Taiwan Semiconductor Manufact-uring Co (TSMC, 台積電), the world's biggest contract chipmaker, yesterday reported slower quarterly growth as excessive inventory crimped demand for its products.
But the company gave a clear hint that the foundry business would hit bottom in the current quarter, as customers, especially the chip designers, are close to finish with inventory digestion over the past two or three quarters.
"Foundry growth should resume in the second quarter [in terms of shipments]," company chairman Morris Chang (張忠謀) told a quarterly investors' conference yesterday.
Despite strong signals of a turnaround, Chang is turning more cautious about the overall foundry business and semiconductor industry for this year.
Cutting his forecast for global semiconductor sales, Chang said sales would fall 2 percent before resuming growth of 10 percent next year. Foundry companies would decline a few percent points more than that, he said.
In the last quarter of 2004, TSMC earnings fell by 20 percent to NT$22.18 billion, or NT$0.96 per share, versus the NT$27.93 billion, or NT$1.2 a share, in the third quarter, according to the company.
"Due primarily to customer inventory digestion, our 2004 fourth quarter business had declined as we expected," TSMC chief financial officer Lora Ho (何麗梅) said.

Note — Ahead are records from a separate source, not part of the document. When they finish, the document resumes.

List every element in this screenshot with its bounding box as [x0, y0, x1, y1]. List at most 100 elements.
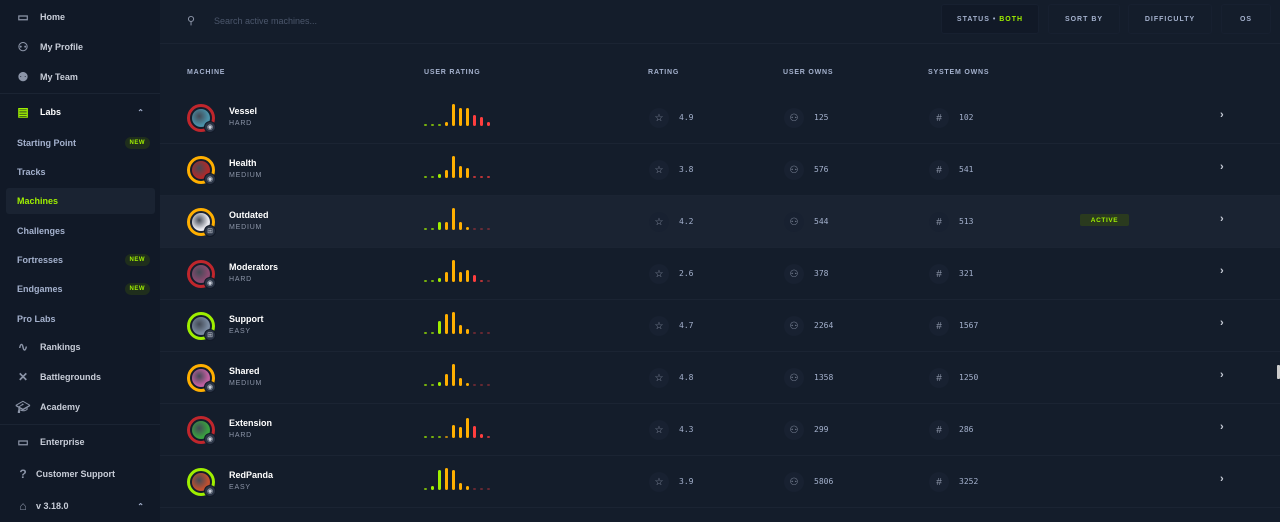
chevron-right-icon[interactable]: › [1220, 109, 1224, 121]
column-header-machine: MACHINE [187, 69, 226, 76]
user-owns-value: 544 [814, 217, 829, 226]
rating-bar [459, 222, 462, 230]
machine-name[interactable]: RedPanda [229, 470, 274, 480]
chevron-right-icon[interactable]: › [1220, 161, 1224, 173]
os-label: OS [1239, 15, 1253, 23]
rating-bar [431, 331, 434, 334]
chevron-right-icon[interactable]: › [1220, 317, 1224, 329]
sidebar-item-tracks[interactable]: Tracks [0, 159, 160, 185]
nav-labs[interactable]: ▤ Labs ⌃ [0, 99, 160, 125]
user-rating-distribution [424, 416, 494, 438]
rating-bar [431, 435, 434, 438]
chevron-right-icon[interactable]: › [1220, 473, 1224, 485]
nav-enterprise[interactable]: ▭ Enterprise [0, 429, 160, 455]
nav-home[interactable]: ▭ Home [0, 4, 160, 30]
divider [0, 93, 160, 94]
rating-value: 4.8 [679, 373, 694, 382]
rating-bar [459, 378, 462, 386]
rating-bar [480, 383, 483, 386]
rating-bar [473, 331, 476, 334]
table-row[interactable]: ◉ Health MEDIUM ☆ 3.8 ⚇ 576 # 541 › [160, 144, 1280, 196]
machine-difficulty: HARD [229, 432, 253, 439]
column-header-system-owns: SYSTEM OWNS [928, 69, 990, 76]
nav-my-team[interactable]: ⚉ My Team [0, 64, 160, 90]
rating-bar [431, 279, 434, 282]
machine-name[interactable]: Support [229, 314, 264, 324]
hash-icon: # [929, 212, 949, 232]
rating-value: 4.9 [679, 113, 694, 122]
nav-customer-support[interactable]: ? Customer Support [0, 461, 160, 487]
table-row[interactable]: ◉ Vessel HARD ☆ 4.9 ⚇ 125 # 102 › [160, 92, 1280, 144]
difficulty-dropdown[interactable]: DIFFICULTY [1128, 4, 1212, 34]
user-icon: ⚇ [784, 160, 804, 180]
machine-name[interactable]: Moderators [229, 262, 279, 272]
sidebar-item-starting-point[interactable]: Starting Point NEW [0, 130, 160, 156]
sidebar-item-machines[interactable]: Machines [6, 188, 155, 214]
machine-name[interactable]: Health [229, 158, 257, 168]
sidebar-item-challenges[interactable]: Challenges [0, 218, 160, 244]
rating-bar [480, 117, 483, 126]
rating-value: 3.8 [679, 165, 694, 174]
table-row[interactable]: ◉ RedPanda EASY ☆ 3.9 ⚇ 5806 # 3252 › [160, 456, 1280, 508]
chevron-right-icon[interactable]: › [1220, 369, 1224, 381]
user-icon: ⚇ [17, 40, 29, 54]
tag-icon: ⌂ [19, 499, 27, 513]
rating-bar [459, 108, 462, 126]
chevron-right-icon[interactable]: › [1220, 265, 1224, 277]
nav-label: Battlegrounds [40, 372, 102, 382]
search-icon: ⚲ [187, 15, 196, 27]
user-icon: ⚇ [784, 420, 804, 440]
divider [0, 424, 160, 425]
version-toggle[interactable]: ⌂ v 3.18.0 ⌃ [0, 493, 160, 519]
table-row[interactable]: ◉ Extension HARD ☆ 4.3 ⚇ 299 # 286 › [160, 404, 1280, 456]
rating-bar [452, 364, 455, 386]
sidebar-item-fortresses[interactable]: Fortresses NEW [0, 247, 160, 273]
rating-value: 2.6 [679, 269, 694, 278]
chevron-right-icon[interactable]: › [1220, 213, 1224, 225]
nav-my-profile[interactable]: ⚇ My Profile [0, 34, 160, 60]
machine-name[interactable]: Extension [229, 418, 273, 428]
nav-label: Endgames [17, 284, 63, 294]
table-row[interactable]: ◉ Shared MEDIUM ☆ 4.8 ⚇ 1358 # 1250 › [160, 352, 1280, 404]
new-badge: NEW [124, 137, 150, 149]
nav-label: Labs [40, 107, 62, 117]
nav-label: Pro Labs [17, 314, 56, 324]
rating-bar [466, 382, 469, 386]
rating-value: 4.3 [679, 425, 694, 434]
rating-bar [438, 277, 441, 282]
status-value: BOTH [999, 15, 1024, 23]
nav-academy[interactable]: 🎓︎ Academy [0, 394, 160, 420]
nav-label: Machines [17, 196, 59, 206]
system-owns-value: 541 [959, 165, 974, 174]
sidebar-item-endgames[interactable]: Endgames NEW [0, 276, 160, 302]
rating-bar [424, 279, 427, 282]
rating-bar [438, 435, 441, 438]
table-row[interactable]: ⊞ Support EASY ☆ 4.7 ⚇ 2264 # 1567 › [160, 300, 1280, 352]
rating-value: 4.7 [679, 321, 694, 330]
column-header-user-rating: USER RATING [424, 69, 481, 76]
sort-label: SORT BY [1064, 15, 1104, 23]
swords-icon: ✕ [17, 370, 29, 384]
table-row[interactable]: ⊞ Outdated MEDIUM ☆ 4.2 ⚇ 544 # 513 ACTI… [160, 196, 1280, 248]
machine-name[interactable]: Shared [229, 366, 260, 376]
rating-bar [480, 279, 483, 282]
nav-rankings[interactable]: ∿ Rankings [0, 334, 160, 360]
os-dropdown[interactable]: OS [1221, 4, 1271, 34]
user-rating-distribution [424, 312, 494, 334]
machine-name[interactable]: Outdated [229, 210, 269, 220]
machine-name[interactable]: Vessel [229, 106, 258, 116]
user-owns-value: 299 [814, 425, 829, 434]
search-input[interactable] [214, 10, 514, 32]
version-label: v 3.18.0 [36, 501, 69, 511]
user-owns-value: 378 [814, 269, 829, 278]
nav-battlegrounds[interactable]: ✕ Battlegrounds [0, 364, 160, 390]
sidebar-item-pro-labs[interactable]: Pro Labs [0, 306, 160, 332]
star-icon: ☆ [649, 420, 669, 440]
sort-by-dropdown[interactable]: SORT BY [1048, 4, 1120, 34]
status-filter[interactable]: STATUS • BOTH [941, 4, 1039, 34]
machine-difficulty: MEDIUM [229, 380, 263, 387]
scrollbar[interactable] [1277, 365, 1280, 379]
machine-difficulty: EASY [229, 328, 251, 335]
table-row[interactable]: ◉ Moderators HARD ☆ 2.6 ⚇ 378 # 321 › [160, 248, 1280, 300]
chevron-right-icon[interactable]: › [1220, 421, 1224, 433]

During the same period, wafer shipments fell by 8.5 percent at a quarterly pace, Ho said.
The quarterly result, however, represents a 40 percent growth compared to NT$16 billion a year earlier, the company said.
Overall, TSMC's 2004 earnings surged to an all-time high of NT$92.32 billion, or NT$3.97, on record revenue of NT$NT$255.99 billion, after an anemic fourth quarter.
TSMC gave a bleak outlook for the current quarter.
"2005 first quarter business conditions are likely to exhibit a normal seasonal pattern in the end market," Ho said.
"[Demand from] all segments will decline. Only few product segments such as MP3 and digital cameras will move up," Ho said.
Despite this, TSMC decided to move against the grain. TSMC said it plans to spend more, between US$2.5 billion and US$2.7 billion, mostly on advanced equipment this year, up from US$2.2 billion last year. The new capital expenditure will help boost TSMC's total capacity by 24 percent in this year versus last year.
"The bigger-than-expected capital spending is like casting a vote of confidence for the industry," said Johnny Chen (陳政隆), vice president of Deutsche Bank's equity research division.
"Chang's comments sound like the industry is hitting bottom in the current quarter, as most of TSMC's customers are close to an end of inventory digestion corresponding with our survey," Chen said.
"After that, TSMC should be on the way up," he said.
The company may have a 7 percent or 8 percent increase in sales in the second quarter after weathering a slow first quarter, Chen forecast.
In the first three months, TSMC said sagging demand would further bring down its wafer shipments by another single-digit percentage point for the second straight quarter, from 1.22 million units shipped last quarter.
Factory utilization rate would also drop to around 78 percent from 88 percent in the fourth quarter, Ho said. But the Hsinchu-based chipmaker will be able to hold steady its average selling price, Ho said.